Remote Islands: Smother Party

Remote Islands
Smother Party
Isota
2005-11-05

This surreally giddy, overstuffed and under-finished album — the debut by the Philadelphia one-man hurdy-gurdy Colin Pate — sets up its tent hopefully near the better neighborhoods of Elephant Six-dom. Intermittently excellent (and intermittently unintelligible), Smother Party is a purely provisional stab at psyche-pop greatness that may, in time, result in permanent residence. For now, though, it’s best to walk quickly over the rickety foundations of drum machine and jerry-rigged keyboards, past the early essays at found poetry, toward the latter part of this dense and under-structured album.
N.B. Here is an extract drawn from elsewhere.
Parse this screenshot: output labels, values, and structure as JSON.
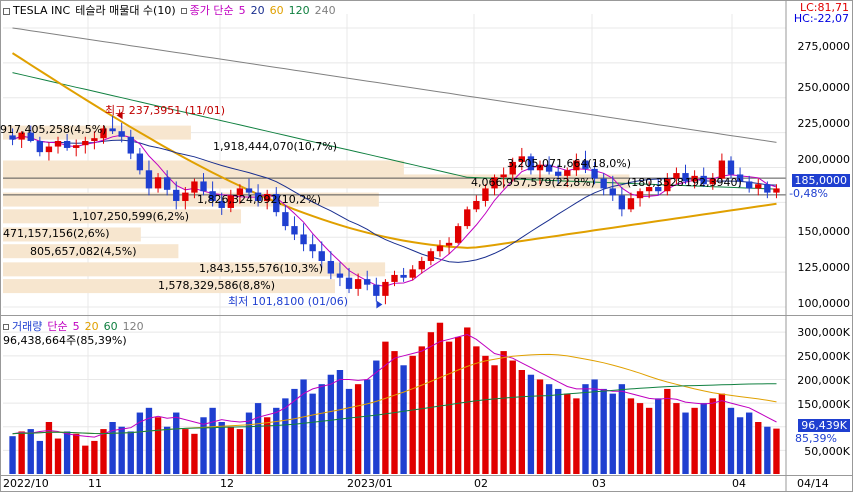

Once past the short, keyboarded blippiness of the title track, you enter an altogether more enticing space, one bounded by the orienting thud of four-four beats, but still embellished with festoons of errant ideas. Here’s a place where brief flurry of “Immigrant Song”-ish guitar riffs can dart off half-cocked into thickets of reverbed pop choruses worthy of Ariel Pink (“Constantly Changing”), where a steady bass line pulses under dreamy choruses about “self-pleaaaaasuurre” (“Samantha’s Reverie”). The best two songs come last, though, adding just enough clarity to Pate’s lo-fi, everything-but-the-kitchen-sink aesthetic to give you a good grip on what’s happening. “King Elvis” totters forward at half speed, plaintive lyrics about seeking King Elvis with a flashlight and falling asleep with dictionaries on one’s eyes making a sort of you-had-to-be-there sense. And “Luxury Liner”, a whispery whimsy about love, death, and submerged cruise ships, is everything you could want from a skewed bedroom genius with one eye on Jeff Magnum and the other on Syd Barrett.